Unusual Sources

Week 38 #52 ancestors 52 weeks

State Records of South Australia has always been the place to go when looking for information that can verify and extend ones research. A visit to their facility a Gepps Cross requires some planning if one is the use the day productively. Recently, State Records of SA have teamed with FamilySearch to provide access to a range of digitized records.as the website states:

We have partnered with FamilySearch to digitise and publish some of our most popular records relating to family history, including passenger lists, school admission registers and social welfare”[2]

caroline
Caroline Ships Record [3]
Of particular interest to has been the passenger lists and the ships papers. Access to passenger lists have been available in a number of different ways for a number of years. It is the ship papers that make interesting reading. The records GRG35/48/2 are a part of the records relating to official assisted immigration between 1849 and 1885. The first ships record I looked that of the “Caroline” that left Southhampton in December 1854. The cost per passenger on this voyage was 17pounds and 15 shillings [4]. We can see from the records that types of food that our ancestor would have been fed and the number so people who were emigrating at the same time.

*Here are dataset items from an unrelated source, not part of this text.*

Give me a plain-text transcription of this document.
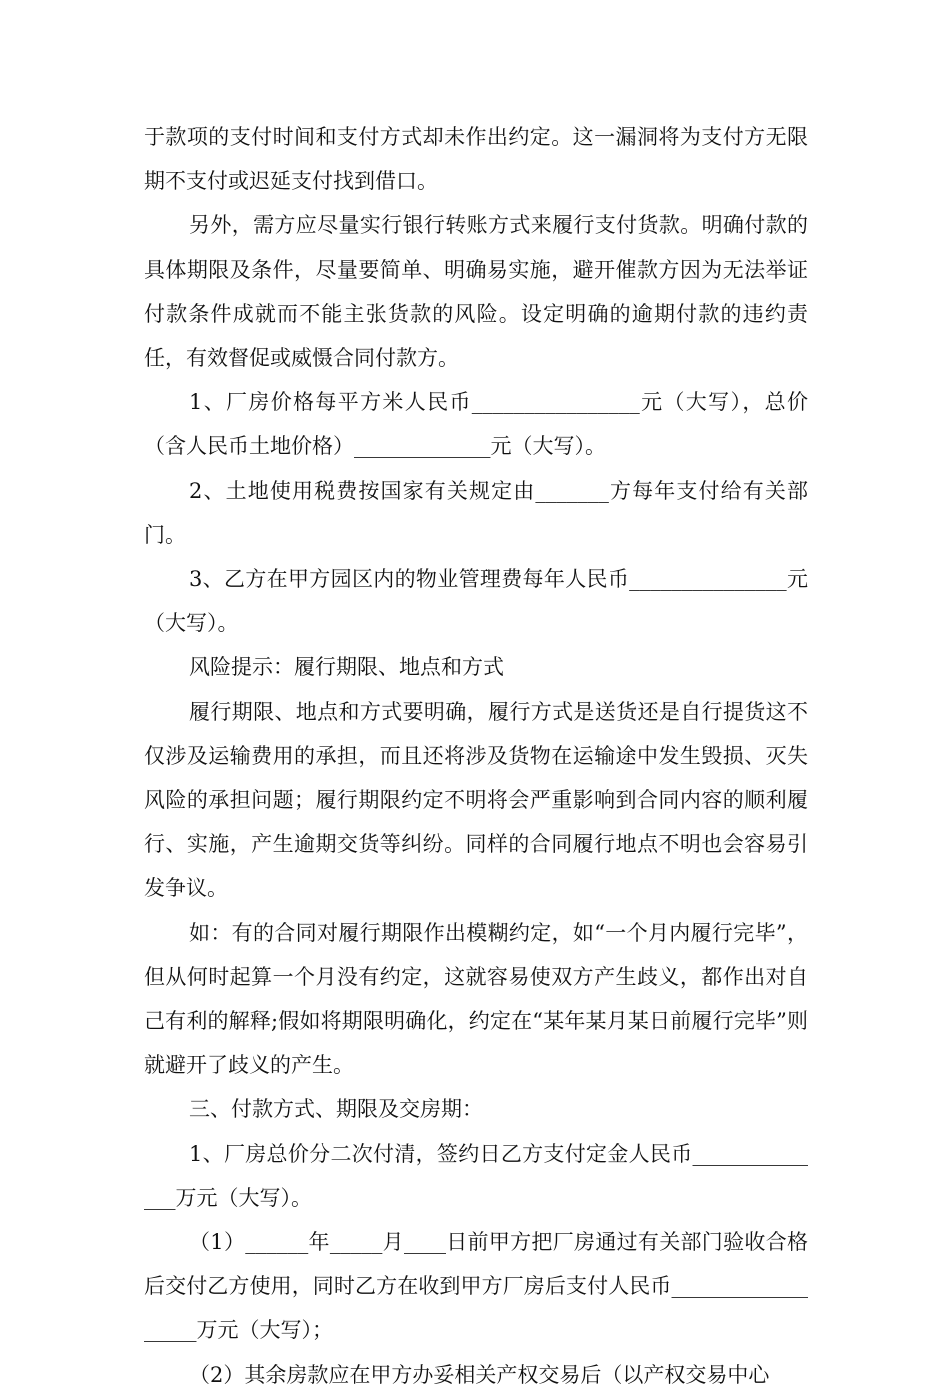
于款项的支付时间和支付方式却未作出约定。这一漏洞将为支付方无限期不支付或迟延支付找到借口。

另外，需方应尽量实行银行转账方式来履行支付货款。明确付款的具体期限及条件，尽量要简单、明确易实施，避开催款方因为无法举证付款条件成就而不能主张货款的风险。设定明确的逾期付款的违约责任，有效督促或威慑合同付款方。

1、厂房价格每平方米人民币________________元（大写），总价（含人民币土地价格）_____________元（大写）。

2、土地使用税费按国家有关规定由_______方每年支付给有关部门。

3、乙方在甲方园区内的物业管理费每年人民币_______________元（大写）。

风险提示：履行期限、地点和方式

履行期限、地点和方式要明确，履行方式是送货还是自行提货这不仅涉及运输费用的承担，而且还将涉及货物在运输途中发生毁损、灭失风险的承担问题；履行期限约定不明将会严重影响到合同内容的顺利履行、实施，产生逾期交货等纠纷。同样的合同履行地点不明也会容易引发争议。

如：有的合同对履行期限作出模糊约定，如“一个月内履行完毕”，但从何时起算一个月没有约定，这就容易使双方产生歧义，都作出对自己有利的解释;假如将期限明确化，约定在“某年某月某日前履行完毕”则就避开了歧义的产生。

三、付款方式、期限及交房期：

1、厂房总价分二次付清，签约日乙方支付定金人民币______________万元（大写）。

（1）______年_____月____日前甲方把厂房通过有关部门验收合格后交付乙方使用，同时乙方在收到甲方厂房后支付人民币__________________万元（大写）；

（2）其余房款应在甲方办妥相关产权交易后（以产权交易中心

The ships papers may provide that evidence you are looking for that a child was born on the voyage or that a member of the family died during the voyage. Each of the ships listed these along with the date of birth or death and the cause of death.

school master
Edward Loades School Master on the Caroline [5]
The records also tell us that on this journey that Mr Edward Loades was employed as the school master for the sum of 5 pounds.  A small report is provided in these records about the school during the journey. These ships records done expand on the role of school master. But they have been sighted in other records.

school records
School Records [6]
The Ships Records combine with the Passenger Lists and shipping reports from Trove can give us a better understanding of the journey our ancestors undertook.  We know from newspaper articles that The Caroline had experienced difficulties on the journey with a broken mast. Without looking at these records we would never had known that Edward LOADES had been the school master on the journey that he had his family undertook the colony of South Australia.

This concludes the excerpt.